In this episode of the IT podcast - evoilutioncast, Maciej Lelusz speaks with Frank Denneman - a very AI person in VMware by  Broadcom. Frank plays a key role in the VCF division, where he shapes the roadmap for the Private AI Foundation in NVIDIA and heavily influences the division’s overall AI strategy.

✔️Fancy to know whether the VCF is an infrastructure for AI?

✔️Does that put an AI construct in the DC?

✔️The truth is that with AI, nothing is easy, but you can make it easier.

✔️As well as there are things to be approved by humans and things to be made by AI.

✔️Listen to the conversation to find out new trends in AI infrastructure as RAG or #vector database and many more.

🤝 Episode's Partner: VMware by Broadcom

𝓛𝓲𝓼𝓽 𝓸𝓯 𝓬𝓸𝓷𝓽𝓮𝓷𝓽:

AI on VCF (VMware Cloud Foundation) platform: what's all about?

vcf9 as a local hypervisor?

SaaS solution as a starter on the cloudfoundation platform

Platform, both for engineers and developers - what is this VCF platform?

cost spending tracking on private cloud platform

Retrieval Augmented Generation (RAG) is the most common use case

The most trending solutions on the market: summarizing based on augmented AI in healthcare

digestion pipeline of data by building vector database

Similarity search and embedding model: how does it work?

What gives the VCF platform to the organization as an open infrastructure model?

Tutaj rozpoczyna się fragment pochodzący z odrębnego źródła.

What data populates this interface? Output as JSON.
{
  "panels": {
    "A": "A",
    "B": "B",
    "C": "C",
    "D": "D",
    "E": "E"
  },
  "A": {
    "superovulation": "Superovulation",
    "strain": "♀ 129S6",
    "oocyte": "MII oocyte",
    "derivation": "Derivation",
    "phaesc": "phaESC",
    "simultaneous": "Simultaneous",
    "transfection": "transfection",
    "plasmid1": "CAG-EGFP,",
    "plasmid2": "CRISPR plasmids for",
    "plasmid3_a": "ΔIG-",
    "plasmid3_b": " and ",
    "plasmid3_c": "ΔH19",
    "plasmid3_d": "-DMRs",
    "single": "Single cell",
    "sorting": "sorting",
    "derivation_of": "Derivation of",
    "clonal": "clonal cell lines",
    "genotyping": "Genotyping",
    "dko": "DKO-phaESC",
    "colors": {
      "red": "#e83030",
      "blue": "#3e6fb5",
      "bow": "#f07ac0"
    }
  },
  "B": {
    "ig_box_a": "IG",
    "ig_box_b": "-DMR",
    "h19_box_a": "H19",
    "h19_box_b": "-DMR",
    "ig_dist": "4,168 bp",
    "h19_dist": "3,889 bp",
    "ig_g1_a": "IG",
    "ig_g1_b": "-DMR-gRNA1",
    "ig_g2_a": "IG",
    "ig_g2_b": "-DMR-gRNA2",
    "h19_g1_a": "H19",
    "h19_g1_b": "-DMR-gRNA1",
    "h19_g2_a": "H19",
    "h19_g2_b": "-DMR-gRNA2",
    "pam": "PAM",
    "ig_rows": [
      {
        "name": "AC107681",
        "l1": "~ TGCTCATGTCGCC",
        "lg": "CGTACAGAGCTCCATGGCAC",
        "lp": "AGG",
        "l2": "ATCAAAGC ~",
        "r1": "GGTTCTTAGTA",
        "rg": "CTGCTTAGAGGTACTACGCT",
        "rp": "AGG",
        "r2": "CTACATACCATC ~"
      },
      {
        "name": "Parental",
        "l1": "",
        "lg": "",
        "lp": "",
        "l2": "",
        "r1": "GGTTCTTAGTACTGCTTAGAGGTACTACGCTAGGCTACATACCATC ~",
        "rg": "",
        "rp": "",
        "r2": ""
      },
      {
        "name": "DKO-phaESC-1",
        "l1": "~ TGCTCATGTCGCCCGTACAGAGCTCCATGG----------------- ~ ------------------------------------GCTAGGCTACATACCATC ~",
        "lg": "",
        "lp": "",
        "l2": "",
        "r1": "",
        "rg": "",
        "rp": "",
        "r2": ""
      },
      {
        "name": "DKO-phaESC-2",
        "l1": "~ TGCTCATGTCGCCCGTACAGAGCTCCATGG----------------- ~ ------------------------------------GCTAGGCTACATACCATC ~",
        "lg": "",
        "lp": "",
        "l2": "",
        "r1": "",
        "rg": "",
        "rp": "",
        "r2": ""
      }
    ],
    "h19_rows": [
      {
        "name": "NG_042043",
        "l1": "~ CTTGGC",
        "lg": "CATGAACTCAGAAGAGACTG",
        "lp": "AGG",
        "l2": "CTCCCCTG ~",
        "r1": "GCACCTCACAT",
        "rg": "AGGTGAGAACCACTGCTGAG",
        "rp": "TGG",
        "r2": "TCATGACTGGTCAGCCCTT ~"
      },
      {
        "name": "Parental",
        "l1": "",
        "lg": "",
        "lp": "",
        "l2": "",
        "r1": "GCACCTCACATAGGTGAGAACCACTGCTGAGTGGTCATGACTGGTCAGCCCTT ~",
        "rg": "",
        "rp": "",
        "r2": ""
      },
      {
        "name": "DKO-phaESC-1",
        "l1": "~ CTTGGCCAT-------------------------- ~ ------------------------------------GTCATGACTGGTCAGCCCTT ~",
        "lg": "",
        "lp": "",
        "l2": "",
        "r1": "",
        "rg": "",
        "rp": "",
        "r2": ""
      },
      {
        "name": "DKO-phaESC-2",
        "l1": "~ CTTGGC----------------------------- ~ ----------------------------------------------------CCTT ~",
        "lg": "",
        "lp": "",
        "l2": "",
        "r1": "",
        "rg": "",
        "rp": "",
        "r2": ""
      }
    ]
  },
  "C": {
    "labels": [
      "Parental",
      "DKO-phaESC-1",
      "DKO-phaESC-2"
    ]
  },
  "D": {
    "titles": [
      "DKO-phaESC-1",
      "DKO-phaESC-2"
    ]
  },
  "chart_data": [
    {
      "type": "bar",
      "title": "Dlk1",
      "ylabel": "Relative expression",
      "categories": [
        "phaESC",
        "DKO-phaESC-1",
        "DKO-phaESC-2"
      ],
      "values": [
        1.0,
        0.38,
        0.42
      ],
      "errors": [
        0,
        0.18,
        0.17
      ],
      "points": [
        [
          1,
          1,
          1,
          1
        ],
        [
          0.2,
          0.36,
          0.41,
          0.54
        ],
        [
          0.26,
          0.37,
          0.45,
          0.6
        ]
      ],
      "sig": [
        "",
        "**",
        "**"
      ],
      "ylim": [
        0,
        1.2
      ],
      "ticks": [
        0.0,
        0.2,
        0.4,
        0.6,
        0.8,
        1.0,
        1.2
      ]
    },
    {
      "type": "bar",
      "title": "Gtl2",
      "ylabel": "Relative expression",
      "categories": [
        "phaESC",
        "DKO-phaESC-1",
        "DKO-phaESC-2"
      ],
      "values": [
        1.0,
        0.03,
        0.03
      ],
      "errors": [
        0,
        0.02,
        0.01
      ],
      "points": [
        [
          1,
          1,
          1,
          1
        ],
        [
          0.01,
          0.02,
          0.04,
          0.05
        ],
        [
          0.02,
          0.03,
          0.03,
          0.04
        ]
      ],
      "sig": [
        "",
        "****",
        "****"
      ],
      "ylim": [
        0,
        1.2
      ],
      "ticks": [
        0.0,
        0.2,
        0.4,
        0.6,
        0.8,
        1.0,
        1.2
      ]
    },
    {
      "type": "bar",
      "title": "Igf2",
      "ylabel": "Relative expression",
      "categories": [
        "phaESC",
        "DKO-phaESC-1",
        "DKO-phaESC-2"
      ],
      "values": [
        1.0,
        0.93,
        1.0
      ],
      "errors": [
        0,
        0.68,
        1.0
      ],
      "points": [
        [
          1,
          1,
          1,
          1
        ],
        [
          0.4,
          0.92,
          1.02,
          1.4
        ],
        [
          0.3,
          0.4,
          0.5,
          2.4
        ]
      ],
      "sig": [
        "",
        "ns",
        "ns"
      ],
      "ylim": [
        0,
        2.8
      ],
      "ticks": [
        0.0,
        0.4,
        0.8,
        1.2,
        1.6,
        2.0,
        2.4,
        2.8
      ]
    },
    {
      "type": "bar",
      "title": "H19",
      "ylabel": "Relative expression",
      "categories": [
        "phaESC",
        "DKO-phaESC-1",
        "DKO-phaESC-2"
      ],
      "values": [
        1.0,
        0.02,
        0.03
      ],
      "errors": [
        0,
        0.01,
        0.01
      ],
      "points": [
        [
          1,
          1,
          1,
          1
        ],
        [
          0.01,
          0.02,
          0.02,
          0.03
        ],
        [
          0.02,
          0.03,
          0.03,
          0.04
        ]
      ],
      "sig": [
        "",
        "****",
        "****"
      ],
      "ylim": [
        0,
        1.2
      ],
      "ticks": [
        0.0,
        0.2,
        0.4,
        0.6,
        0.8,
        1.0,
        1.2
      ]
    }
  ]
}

Next steps on VCF? Wider integration and an easier way of consuming a platform - giving the best way of consuming the resources that you have

🔔 Subskrybuj: https://bit.ly/sub_evoilutioncast

Szukaj w treści odcinka

Znaleziono 11 wyników dla "GPU"

Musisz być świadomy o kierowcy, kierowcy GPU, ponieważ jest wiele bibliotek, które są polegające na pewnej wersji tego kierowcy.

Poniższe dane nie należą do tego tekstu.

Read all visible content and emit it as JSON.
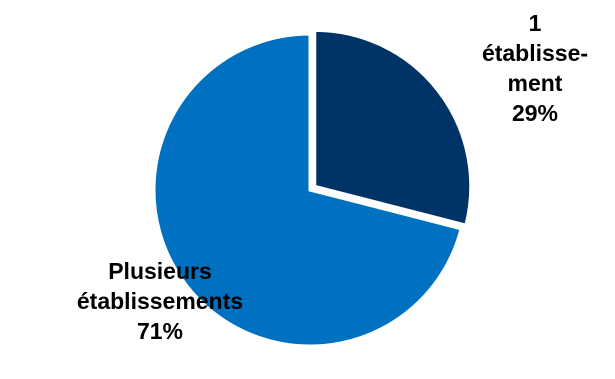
{
  "chart_data": {
    "type": "pie",
    "slices": [
      {
        "label_lines": [
          "1",
          "établisse-",
          "ment"
        ],
        "percent_label": "29%",
        "value": 29,
        "color": "#003366"
      },
      {
        "label_lines": [
          "Plusieurs",
          "établissements"
        ],
        "percent_label": "71%",
        "value": 71,
        "color": "#0070C0"
      }
    ],
    "start_angle": "12 o'clock",
    "direction": "clockwise",
    "slice_separator_color": "#ffffff",
    "first_slice_exploded": true
  }
}
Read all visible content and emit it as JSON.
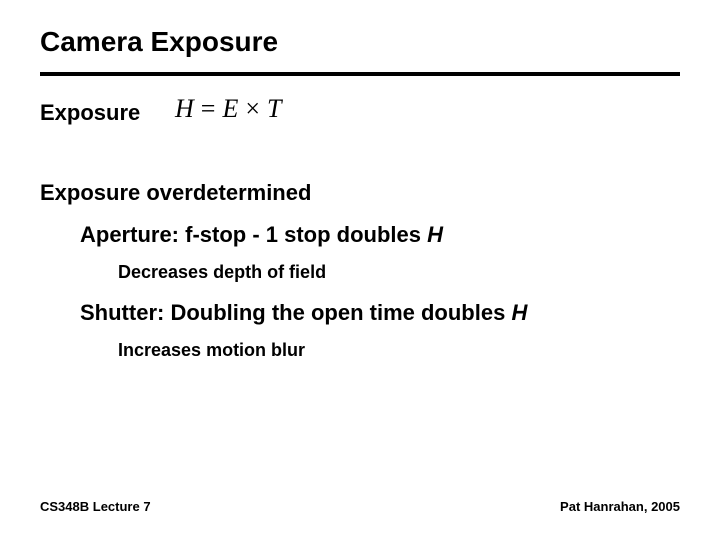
{
  "title": "Camera Exposure",
  "exposure_label": "Exposure",
  "formula": {
    "lhs": "H",
    "eq": "=",
    "a": "E",
    "times": "×",
    "b": "T"
  },
  "overdetermined": "Exposure overdetermined",
  "aperture": {
    "line_prefix": "Aperture: f-stop - 1 stop doubles ",
    "var": "H",
    "sub": "Decreases depth of field"
  },
  "shutter": {
    "line_prefix": "Shutter: Doubling the open time doubles ",
    "var": "H",
    "sub": "Increases motion blur"
  },
  "footer": {
    "left": "CS348B Lecture 7",
    "right": "Pat Hanrahan, 2005"
  },
  "style": {
    "slide_width": 720,
    "slide_height": 540,
    "background": "#ffffff",
    "text_color": "#000000",
    "title_fontsize": 28,
    "h2_fontsize": 22,
    "b2_fontsize": 18,
    "footer_fontsize": 13,
    "formula_fontsize": 26,
    "rule_thickness": 4,
    "rule_color": "#000000",
    "font_family_body": "Arial",
    "font_family_formula": "Times New Roman"
  }
}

Wspomnieliśmy o DLVM, w którym zauważyliśmy wersję gpu w hypervisorze, połączyliśmy ją z gpu w VM, a następnie dajemy wersję gpu w virtual machine.

The spin-up time for a model, getting it from storage into GPU memory, is much shorter.

W zasadzie, gdzie jest on w galerii modelu, jaka jest moja infrastruktura, więc w zasadzie dostajemy z Veeam klasę, jak to jest GPU, to jest ilość replik, to jest CPU i to jest memoria.

Yes, on that cluster, on that GPU, on that host in the most efficient way.

Niemieckie rozwiązanie, ponieważ jest zbyt mało GPU-ów, głównie w przedsiębiorstwach, jest to, że mówisz, że zbieram jakieś DLVM z Jupyter Notebooka i zamiast ładowania modelu na ten DLVM, będę używał modelu runtime endpoint.

You spin it up in the model runtime and every Jupyter notebook environment just runs on a CPU but hits that model at that molecule who consumes a GPU.

But, you know, usually those infrastructures are extremely expensive, because of the equipment, GPUs, generally speaking, it's not the, it's not the cheapest hobby, let's say.

So you have to figure a different way of exposing the GPU or the model, the consuming factor, and then see what other services can I allow to consume that.

To znaczy, że kiedy wywołasz aplikację, zaczniesz ją włączyć do modelu API Endpoint, do modelu działającego na A lub mnóstwo GPU.

Like, oh, you have a 16,000 GPU cluster or a 24,000 GPU cluster to build large models.